Will he or won't he? Jeb Bush keeps even big donors in suspense
Son/brother of US presidents has Republicans anxious to know if he will run for the office in 2016
Former Florida Governor Jeb Bush has recently begun making more high-profile public appearances, leaving his big donors and allies tantalised by his promise to decide “in short order” whether to run for president.
Bush was scheduled yesterday to give the commencement address at the University of South Carolina during his second visit in recent months to the state that will host the first presidential primary in a southern state in the 2016 campaign season.
As the son of one president and brother of another, Bush has the power to transform the 2016 contest like no other Republican. He can tap into his family’s vast political network, and his campaign would attract strong support from major donors and widespread media attention.

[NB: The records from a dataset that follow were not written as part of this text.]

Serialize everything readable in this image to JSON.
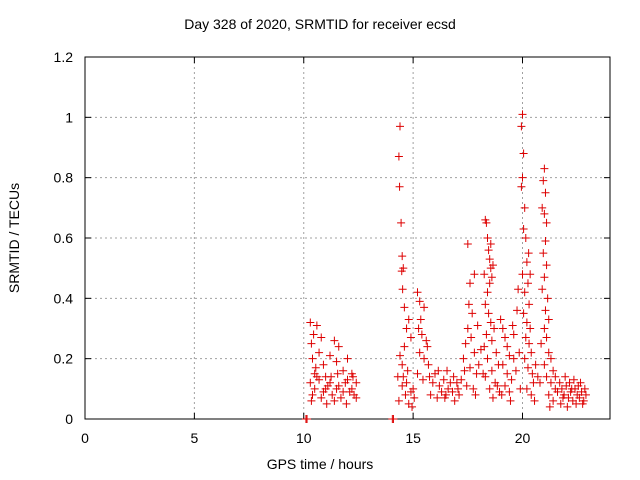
{
  "chart_data": {
    "type": "scatter",
    "title": "Day 328 of 2020, SRMTID for receiver ecsd",
    "xlabel": "GPS time / hours",
    "ylabel": "SRMTID / TECUs",
    "xlim": [
      0,
      24
    ],
    "ylim": [
      0,
      1.2
    ],
    "xticks": [
      0,
      5,
      10,
      15,
      20
    ],
    "yticks": [
      0,
      0.2,
      0.4,
      0.6,
      0.8,
      1,
      1.2
    ],
    "xtick_labels": [
      "0",
      "5",
      "10",
      "15",
      "20"
    ],
    "ytick_labels": [
      "0",
      "0.2",
      "0.4",
      "0.6",
      "0.8",
      "1",
      "1.2"
    ],
    "grid": true,
    "marker": "+",
    "color": "#dd0000",
    "series": [
      {
        "name": "SRMTID",
        "points": [
          [
            10.1,
            0.0
          ],
          [
            10.15,
            0.0
          ],
          [
            14.05,
            0.0
          ],
          [
            14.1,
            0.0
          ],
          [
            10.3,
            0.32
          ],
          [
            10.35,
            0.25
          ],
          [
            10.4,
            0.2
          ],
          [
            10.45,
            0.28
          ],
          [
            10.5,
            0.15
          ],
          [
            10.6,
            0.31
          ],
          [
            10.7,
            0.22
          ],
          [
            10.8,
            0.27
          ],
          [
            10.9,
            0.18
          ],
          [
            11.0,
            0.14
          ],
          [
            11.2,
            0.21
          ],
          [
            11.4,
            0.26
          ],
          [
            11.5,
            0.19
          ],
          [
            11.6,
            0.24
          ],
          [
            11.8,
            0.16
          ],
          [
            12.0,
            0.2
          ],
          [
            12.2,
            0.15
          ],
          [
            12.4,
            0.12
          ],
          [
            10.3,
            0.12
          ],
          [
            10.5,
            0.1
          ],
          [
            10.7,
            0.13
          ],
          [
            10.9,
            0.09
          ],
          [
            11.1,
            0.11
          ],
          [
            11.3,
            0.08
          ],
          [
            11.5,
            0.1
          ],
          [
            11.7,
            0.07
          ],
          [
            11.9,
            0.12
          ],
          [
            12.1,
            0.09
          ],
          [
            12.3,
            0.08
          ],
          [
            10.4,
            0.08
          ],
          [
            10.6,
            0.14
          ],
          [
            10.8,
            0.07
          ],
          [
            11.0,
            0.1
          ],
          [
            11.2,
            0.12
          ],
          [
            11.4,
            0.06
          ],
          [
            11.6,
            0.11
          ],
          [
            11.8,
            0.09
          ],
          [
            12.0,
            0.13
          ],
          [
            12.2,
            0.1
          ],
          [
            12.4,
            0.07
          ],
          [
            10.35,
            0.06
          ],
          [
            10.55,
            0.17
          ],
          [
            11.25,
            0.14
          ],
          [
            11.05,
            0.05
          ],
          [
            11.55,
            0.15
          ],
          [
            11.95,
            0.05
          ],
          [
            12.25,
            0.14
          ],
          [
            14.4,
            0.97
          ],
          [
            14.35,
            0.87
          ],
          [
            14.38,
            0.77
          ],
          [
            14.45,
            0.65
          ],
          [
            14.5,
            0.54
          ],
          [
            14.55,
            0.5
          ],
          [
            14.48,
            0.49
          ],
          [
            14.52,
            0.43
          ],
          [
            14.6,
            0.37
          ],
          [
            14.7,
            0.3
          ],
          [
            14.8,
            0.33
          ],
          [
            14.9,
            0.27
          ],
          [
            14.4,
            0.21
          ],
          [
            14.5,
            0.18
          ],
          [
            14.6,
            0.24
          ],
          [
            14.3,
            0.14
          ],
          [
            14.5,
            0.11
          ],
          [
            14.7,
            0.12
          ],
          [
            14.9,
            0.09
          ],
          [
            14.35,
            0.06
          ],
          [
            14.65,
            0.08
          ],
          [
            14.8,
            0.05
          ],
          [
            15.0,
            0.1
          ],
          [
            15.05,
            0.07
          ],
          [
            14.55,
            0.14
          ],
          [
            14.75,
            0.16
          ],
          [
            14.95,
            0.04
          ],
          [
            15.2,
            0.42
          ],
          [
            15.3,
            0.39
          ],
          [
            15.5,
            0.37
          ],
          [
            15.25,
            0.3
          ],
          [
            15.4,
            0.28
          ],
          [
            15.6,
            0.26
          ],
          [
            15.3,
            0.22
          ],
          [
            15.5,
            0.2
          ],
          [
            15.7,
            0.18
          ],
          [
            15.2,
            0.15
          ],
          [
            15.45,
            0.13
          ],
          [
            15.75,
            0.14
          ],
          [
            15.9,
            0.12
          ],
          [
            16.0,
            0.15
          ],
          [
            16.2,
            0.11
          ],
          [
            16.4,
            0.13
          ],
          [
            16.6,
            0.1
          ],
          [
            16.8,
            0.09
          ],
          [
            17.0,
            0.12
          ],
          [
            15.8,
            0.08
          ],
          [
            16.1,
            0.07
          ],
          [
            16.3,
            0.09
          ],
          [
            16.5,
            0.08
          ],
          [
            16.7,
            0.12
          ],
          [
            16.9,
            0.06
          ],
          [
            15.35,
            0.33
          ],
          [
            15.65,
            0.24
          ],
          [
            16.15,
            0.16
          ],
          [
            16.45,
            0.07
          ],
          [
            16.85,
            0.14
          ],
          [
            17.1,
            0.08
          ],
          [
            17.05,
            0.1
          ],
          [
            16.55,
            0.16
          ],
          [
            17.5,
            0.58
          ],
          [
            17.8,
            0.48
          ],
          [
            17.6,
            0.45
          ],
          [
            17.55,
            0.38
          ],
          [
            17.7,
            0.35
          ],
          [
            17.5,
            0.3
          ],
          [
            17.65,
            0.27
          ],
          [
            17.4,
            0.25
          ],
          [
            17.8,
            0.22
          ],
          [
            17.3,
            0.2
          ],
          [
            17.6,
            0.17
          ],
          [
            17.9,
            0.15
          ],
          [
            17.2,
            0.13
          ],
          [
            17.45,
            0.11
          ],
          [
            17.75,
            0.1
          ],
          [
            18.0,
            0.18
          ],
          [
            18.1,
            0.23
          ],
          [
            17.95,
            0.31
          ],
          [
            17.35,
            0.16
          ],
          [
            17.85,
            0.08
          ],
          [
            18.3,
            0.66
          ],
          [
            18.35,
            0.65
          ],
          [
            18.4,
            0.6
          ],
          [
            18.45,
            0.56
          ],
          [
            18.5,
            0.53
          ],
          [
            18.55,
            0.5
          ],
          [
            18.6,
            0.47
          ],
          [
            18.5,
            0.45
          ],
          [
            18.4,
            0.42
          ],
          [
            18.3,
            0.38
          ],
          [
            18.45,
            0.35
          ],
          [
            18.55,
            0.32
          ],
          [
            18.7,
            0.3
          ],
          [
            18.35,
            0.28
          ],
          [
            18.6,
            0.26
          ],
          [
            18.25,
            0.24
          ],
          [
            18.8,
            0.22
          ],
          [
            18.4,
            0.2
          ],
          [
            18.9,
            0.18
          ],
          [
            18.6,
            0.16
          ],
          [
            18.3,
            0.14
          ],
          [
            18.75,
            0.12
          ],
          [
            18.5,
            0.1
          ],
          [
            18.95,
            0.09
          ],
          [
            18.65,
            0.07
          ],
          [
            18.85,
            0.11
          ],
          [
            18.2,
            0.15
          ],
          [
            18.55,
            0.58
          ],
          [
            18.65,
            0.51
          ],
          [
            18.25,
            0.48
          ],
          [
            19.0,
            0.33
          ],
          [
            19.1,
            0.3
          ],
          [
            19.2,
            0.27
          ],
          [
            19.3,
            0.24
          ],
          [
            19.4,
            0.21
          ],
          [
            19.1,
            0.18
          ],
          [
            19.3,
            0.15
          ],
          [
            19.5,
            0.13
          ],
          [
            19.2,
            0.11
          ],
          [
            19.4,
            0.09
          ],
          [
            19.6,
            0.2
          ],
          [
            19.7,
            0.16
          ],
          [
            19.8,
            0.43
          ],
          [
            19.75,
            0.36
          ],
          [
            19.6,
            0.28
          ],
          [
            19.05,
            0.08
          ],
          [
            19.45,
            0.06
          ],
          [
            19.85,
            0.22
          ],
          [
            19.55,
            0.31
          ],
          [
            19.9,
            0.1
          ],
          [
            20.0,
            1.01
          ],
          [
            19.95,
            0.97
          ],
          [
            20.05,
            0.88
          ],
          [
            20.0,
            0.8
          ],
          [
            19.95,
            0.77
          ],
          [
            20.1,
            0.7
          ],
          [
            20.05,
            0.63
          ],
          [
            20.15,
            0.6
          ],
          [
            20.2,
            0.52
          ],
          [
            20.0,
            0.48
          ],
          [
            20.25,
            0.45
          ],
          [
            20.1,
            0.42
          ],
          [
            20.3,
            0.38
          ],
          [
            20.05,
            0.35
          ],
          [
            20.2,
            0.32
          ],
          [
            20.35,
            0.3
          ],
          [
            20.15,
            0.27
          ],
          [
            20.3,
            0.25
          ],
          [
            20.4,
            0.22
          ],
          [
            20.1,
            0.2
          ],
          [
            20.25,
            0.17
          ],
          [
            20.45,
            0.15
          ],
          [
            20.5,
            0.12
          ],
          [
            20.2,
            0.1
          ],
          [
            20.4,
            0.08
          ],
          [
            20.55,
            0.06
          ],
          [
            20.6,
            0.18
          ],
          [
            20.7,
            0.14
          ],
          [
            20.35,
            0.48
          ],
          [
            20.28,
            0.55
          ],
          [
            21.0,
            0.83
          ],
          [
            20.95,
            0.79
          ],
          [
            21.05,
            0.75
          ],
          [
            20.9,
            0.7
          ],
          [
            21.0,
            0.68
          ],
          [
            21.1,
            0.65
          ],
          [
            21.05,
            0.59
          ],
          [
            20.95,
            0.55
          ],
          [
            21.1,
            0.51
          ],
          [
            21.0,
            0.47
          ],
          [
            20.9,
            0.43
          ],
          [
            21.15,
            0.4
          ],
          [
            21.05,
            0.36
          ],
          [
            21.2,
            0.33
          ],
          [
            21.0,
            0.3
          ],
          [
            21.1,
            0.27
          ],
          [
            20.85,
            0.25
          ],
          [
            21.2,
            0.22
          ],
          [
            21.3,
            0.2
          ],
          [
            21.0,
            0.18
          ],
          [
            21.4,
            0.16
          ],
          [
            21.1,
            0.14
          ],
          [
            21.3,
            0.12
          ],
          [
            21.5,
            0.1
          ],
          [
            21.2,
            0.08
          ],
          [
            21.4,
            0.06
          ],
          [
            21.6,
            0.09
          ],
          [
            21.5,
            0.14
          ],
          [
            20.8,
            0.12
          ],
          [
            21.25,
            0.04
          ],
          [
            21.7,
            0.12
          ],
          [
            21.8,
            0.1
          ],
          [
            21.9,
            0.08
          ],
          [
            22.0,
            0.11
          ],
          [
            22.1,
            0.07
          ],
          [
            22.2,
            0.09
          ],
          [
            22.3,
            0.06
          ],
          [
            22.4,
            0.1
          ],
          [
            22.5,
            0.08
          ],
          [
            22.6,
            0.07
          ],
          [
            22.7,
            0.09
          ],
          [
            22.8,
            0.06
          ],
          [
            22.9,
            0.08
          ],
          [
            21.75,
            0.05
          ],
          [
            21.95,
            0.14
          ],
          [
            22.15,
            0.12
          ],
          [
            22.35,
            0.13
          ],
          [
            22.55,
            0.11
          ],
          [
            22.75,
            0.05
          ],
          [
            22.85,
            0.1
          ],
          [
            22.05,
            0.04
          ],
          [
            22.45,
            0.05
          ],
          [
            22.65,
            0.12
          ],
          [
            21.85,
            0.07
          ],
          [
            22.25,
            0.1
          ]
        ]
      }
    ]
  }
}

But his supporters are struggling to understand what Bush’s actions mean and whether they can predict what his political intentions are.
Bush spent much of the recent midterm campaign out of the public eye. But the address at South Carolina will be his fourth high-profile speech in recent weeks. That includes an appearance before corporate executives in Washington, where he called for his party to embrace an immigration overhaul and to focus on governing. He also said would make the call on running for president “not that far out in the future.”
In an interview with ABC’s Miami affiliate WPLG-TV, Bush expressed confidence that he “would be a good president” and said he was in the process of writing an e-book about his time as governor and that it would come out in the spring. At about the same time, he will make public about 250,000 emails from his time in office.
Bush said going through the material has reminded him that “if you run with big ideas and then you’re true to those ideas, and get a chance to serve and implement them and do it with passion and conviction, you can move the needle. ... And that’s what we need right now in America,” he said in the interview that aired Sunday.
At the same time Bush has been expanding his private equity business, and advisers insist he’s not courting a political staff in Iowa and New Hampshire, even as other would-be candidates assemble their 2016 campaign teams in the early voting states. Those are signs he might not run.
About all anyone can say for certain is that, as Bush has said, he’s still thinking about it.
“He’s begun the journey. How long it will take him, I don’t know,” said Al Cardenas, a longtime Bush friend and former chairman of the American Conservative Union.